Он нетерпеливо ждал, когда наладится связь, но напрасно — на коммутаторе бастовали, работали только автоматы, до Парижа он дозвониться не мог. Все в мире как будто сговорилось против него. Забастовка профсоюзов означала больше, чем просто классовая борьба, — это была осада.
Он лихорадочно пролистал телефонный справочник, ища номера своих римских знакомых, у которых он мог бы узнать фамилию какого-нибудь психиатра во Флоренции, но опыт лечащего врача незаменим. Он нацарапал телеграмму и передал ее своему шоферу, но Альберто огорченно покачал головой и стал упрашивать Его Превосходительство «немного отдохнуть»; он сам несколько раз пытался добраться до врача, но из-за этой чертовой забастовки…
Тогда Дантес принял решение, которое скорее было следствием бессонных ночей и тревоги, чем здравого рассуждения: он решил пойти к Мальвине и поговорить с ней. Конечно, он не собирался открывать ей глаза на то, чего она явным образом не замечала: что ее дочери грозит безумие. Слишком жестокая ирония — через двадцать пять лет тот же человек наносит второй удар, может быть, еще более страшный, чем первый. Но надо было во что бы то ни стало помешать Эрике выйти из дома и в полном беспамятстве бродить по городу, где из-за своей красоты и болезни она могла стать добычей первого встречного, не говоря уже о прочих опасностях. Он вошел на виллу «Италия» через главный вход. У подножия лестницы горничная, напевая, чистила ботинки. Si, la signora дома, надо только подняться наверх… Дантес взбежал по лестнице и постучался в дверь гостиной.
— Come in, — откликнулся незнакомый женский голос.

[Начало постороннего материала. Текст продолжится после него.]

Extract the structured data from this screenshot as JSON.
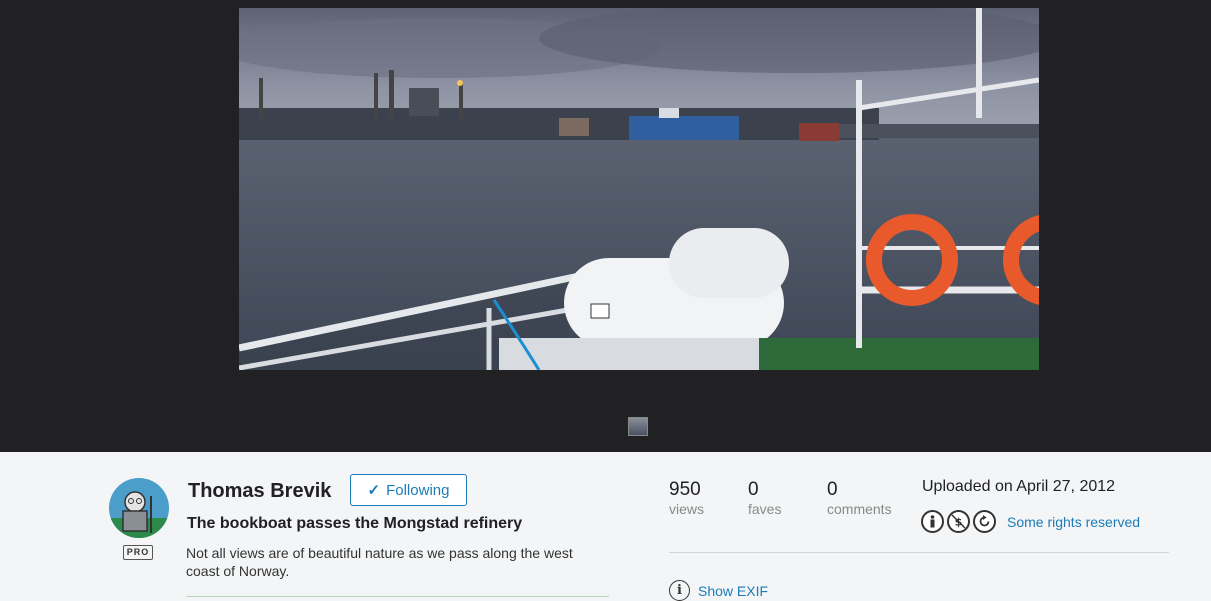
{
  "owner": {
    "name": "Thomas Brevik",
    "badge": "PRO",
    "follow_label": "Following"
  },
  "photo": {
    "title": "The bookboat passes the Mongstad refinery",
    "description": "Not all views are of beautiful nature as we pass along the west coast of Norway."
  },
  "stats": [
    {
      "value": "950",
      "label": "views"
    },
    {
      "value": "0",
      "label": "faves"
    },
    {
      "value": "0",
      "label": "comments"
    }
  ],
  "upload": {
    "text": "Uploaded on April 27, 2012"
  },
  "license": {
    "icons": [
      "attribution-icon",
      "noncommercial-icon",
      "sharealike-icon"
    ],
    "label": "Some rights reserved"
  },
  "exif": {
    "label": "Show EXIF"
  },
  "colors": {
    "viewer_bg": "#212124",
    "link": "#1c7cb8",
    "page_bg": "#f3f5f6"
  }
}
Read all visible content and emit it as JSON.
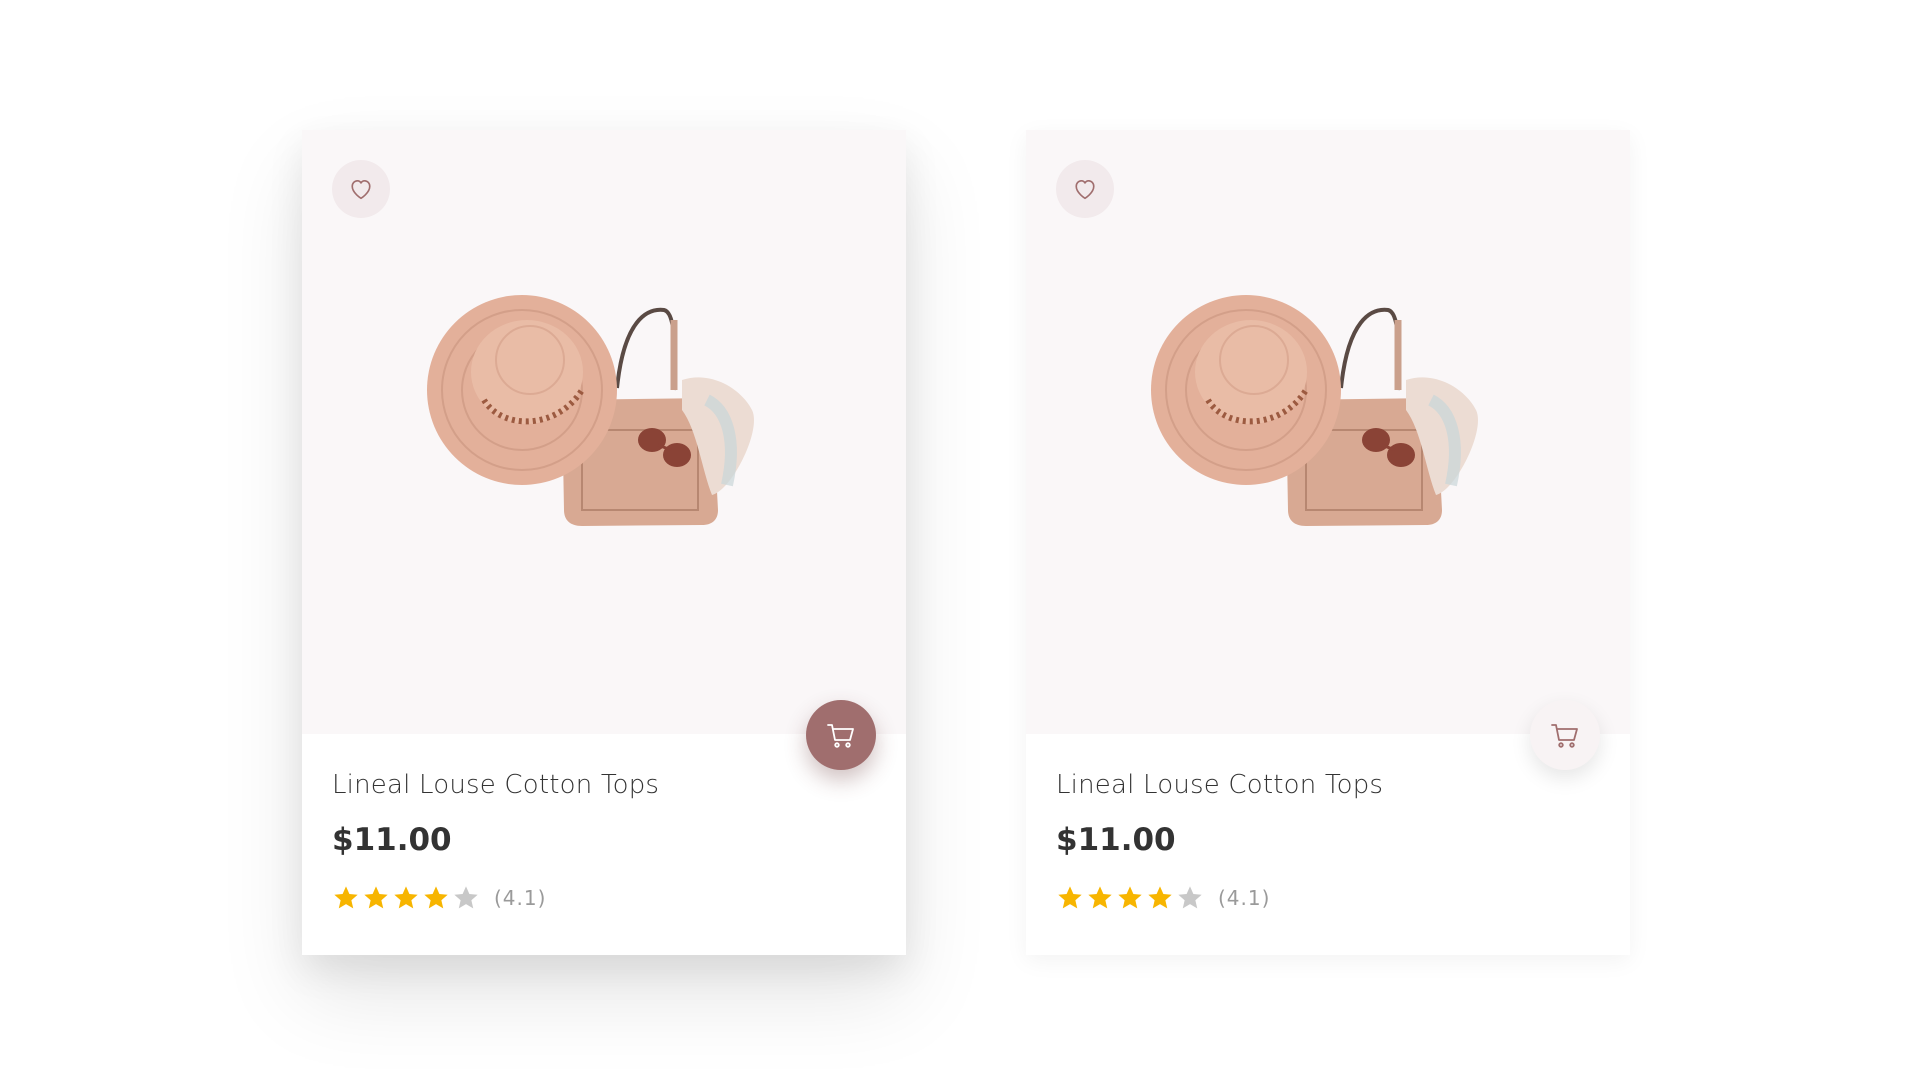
{
  "colors": {
    "accent": "#a06e6e",
    "star_filled": "#f7b500",
    "star_empty": "#c8c8c8"
  },
  "icons": {
    "favorite": "heart-icon",
    "cart": "cart-icon",
    "rating": "star-icon"
  },
  "cards": [
    {
      "state": "hovered",
      "title": "Lineal Louse Cotton Tops",
      "price": "$11.00",
      "rating": 4.1,
      "stars_filled": 4,
      "stars_total": 5,
      "rating_label": "(4.1)"
    },
    {
      "state": "normal",
      "title": "Lineal Louse Cotton Tops",
      "price": "$11.00",
      "rating": 4.1,
      "stars_filled": 4,
      "stars_total": 5,
      "rating_label": "(4.1)"
    }
  ]
}
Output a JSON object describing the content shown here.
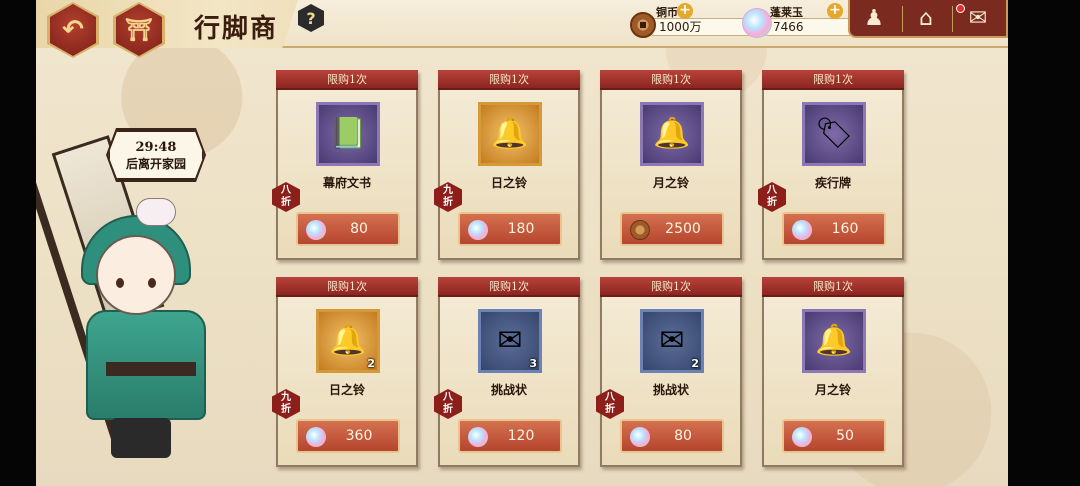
{
  "header": {
    "title": "行脚商",
    "help_glyph": "?",
    "back_glyph": "↶",
    "home_glyph": "⛩"
  },
  "currencies": [
    {
      "label": "铜币",
      "value": "1000万",
      "icon": "coin-icon",
      "plus": "+"
    },
    {
      "label": "蓬莱玉",
      "value": "7466",
      "icon": "jade-icon",
      "plus": "+"
    }
  ],
  "top_icons": [
    {
      "name": "character-icon",
      "glyph": "♟"
    },
    {
      "name": "home-icon",
      "glyph": "⌂"
    },
    {
      "name": "mail-icon",
      "glyph": "✉"
    }
  ],
  "merchant": {
    "timer": "29:48",
    "timer_caption": "后离开家园"
  },
  "shop": {
    "items": [
      {
        "limit": "限购1次",
        "name": "幕府文书",
        "icon": "book-icon",
        "glyph": "📗",
        "frame": "purple",
        "qty": "",
        "currency": "jade",
        "price": "80",
        "discount": "八\n折"
      },
      {
        "limit": "限购1次",
        "name": "日之铃",
        "icon": "gold-bell-icon",
        "glyph": "🔔",
        "frame": "gold",
        "qty": "",
        "currency": "jade",
        "price": "180",
        "discount": "九\n折"
      },
      {
        "limit": "限购1次",
        "name": "月之铃",
        "icon": "silver-bell-icon",
        "glyph": "🔔",
        "frame": "purple",
        "qty": "",
        "currency": "coin",
        "price": "2500",
        "discount": ""
      },
      {
        "limit": "限购1次",
        "name": "疾行牌",
        "icon": "tag-icon",
        "glyph": "🏷",
        "frame": "purple",
        "qty": "",
        "currency": "jade",
        "price": "160",
        "discount": "八\n折"
      },
      {
        "limit": "限购1次",
        "name": "日之铃",
        "icon": "gold-bell-icon",
        "glyph": "🔔",
        "frame": "gold",
        "qty": "2",
        "currency": "jade",
        "price": "360",
        "discount": "九\n折"
      },
      {
        "limit": "限购1次",
        "name": "挑战状",
        "icon": "letter-icon",
        "glyph": "✉",
        "frame": "blue",
        "qty": "3",
        "currency": "jade",
        "price": "120",
        "discount": "八\n折"
      },
      {
        "limit": "限购1次",
        "name": "挑战状",
        "icon": "letter-icon",
        "glyph": "✉",
        "frame": "blue",
        "qty": "2",
        "currency": "jade",
        "price": "80",
        "discount": "八\n折"
      },
      {
        "limit": "限购1次",
        "name": "月之铃",
        "icon": "silver-bell-icon",
        "glyph": "🔔",
        "frame": "purple",
        "qty": "",
        "currency": "jade",
        "price": "50",
        "discount": ""
      }
    ]
  }
}
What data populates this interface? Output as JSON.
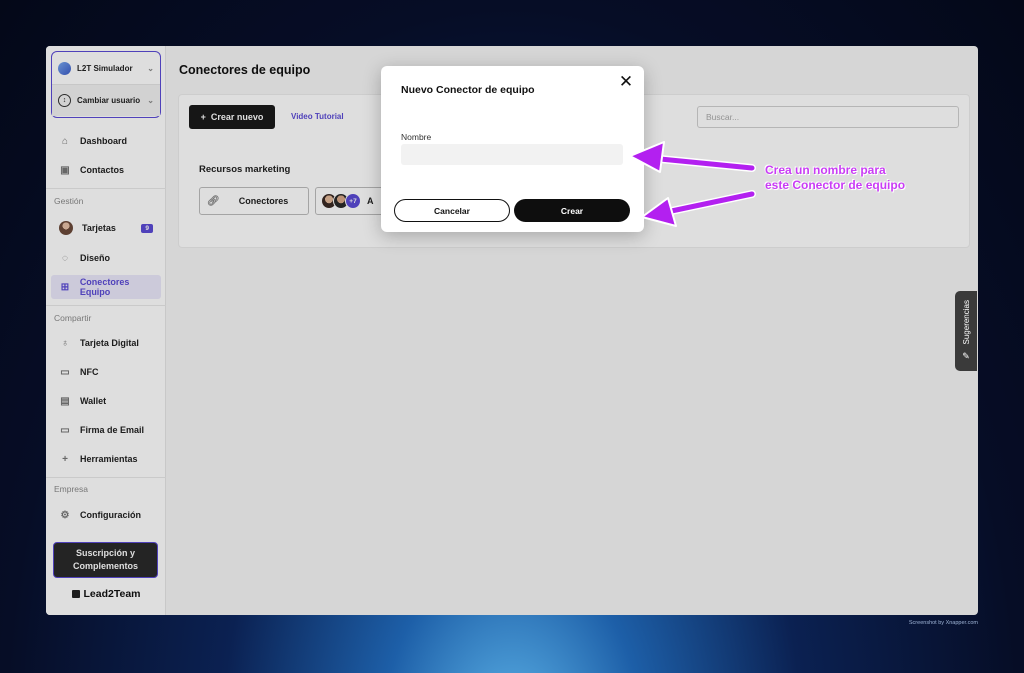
{
  "sidebar": {
    "account": "L2T Simulador",
    "switch_user": "Cambiar usuario",
    "items": [
      {
        "label": "Dashboard"
      },
      {
        "label": "Contactos"
      },
      {
        "label": "Tarjetas",
        "badge": "9"
      },
      {
        "label": "Diseño"
      },
      {
        "label": "Conectores Equipo"
      },
      {
        "label": "Tarjeta Digital"
      },
      {
        "label": "NFC"
      },
      {
        "label": "Wallet"
      },
      {
        "label": "Firma de Email"
      },
      {
        "label": "Herramientas"
      },
      {
        "label": "Configuración"
      }
    ],
    "sections": {
      "gestion": "Gestión",
      "compartir": "Compartir",
      "empresa": "Empresa"
    },
    "subscribe_line1": "Suscripción y",
    "subscribe_line2": "Complementos",
    "brand": "Lead2Team"
  },
  "main": {
    "page_title": "Conectores de equipo",
    "create_new": "Crear nuevo",
    "tutorial": "Video Tutorial",
    "search_placeholder": "Buscar...",
    "group_title": "Recursos marketing",
    "connectors_label": "Conectores",
    "team_more": "+7",
    "team_label": "A"
  },
  "suggestions_tab": "Sugerencias",
  "modal": {
    "title": "Nuevo Conector de equipo",
    "field_label": "Nombre",
    "name_value": "",
    "cancel": "Cancelar",
    "create": "Crear"
  },
  "annotation": {
    "line1": "Crea un nombre  para",
    "line2": "este Conector de equipo",
    "color": "#c93cf5"
  },
  "credit": "Screenshot by Xnapper.com",
  "colors": {
    "accent": "#5b4bd6",
    "dark_button": "#1a1a1a"
  }
}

Он вошел. Там, где только что стояло кресло на колесах, в котором сидела Эрика, он увидел диван: на диване лежала немолодая дама и читала яркий журнал. У нее не было ничего общего с Мальвиной — пухленькая и низкорослая, похожая на пупсика, белобрысая, завитая, с челкой как у пуделя — воплощение той вульгарности, когда деньги заменяют все. Еще в комнате сидел мужчина, в котором с очень большой натяжкой можно было увидеть некоторое сходство с Бароном, но исключительно из-за одежды: он тоже носил серый костюм в клетку и галстук-бабочку. Впрочем, лицо его трудно было рассмотреть за струнами арфы, которые он перебирал кончиками пальцев, не умея извлечь из этого небесного инструмента ничего, кроме заунывного мяуканья. Дама отложила журнал и повернулась к Дантесу.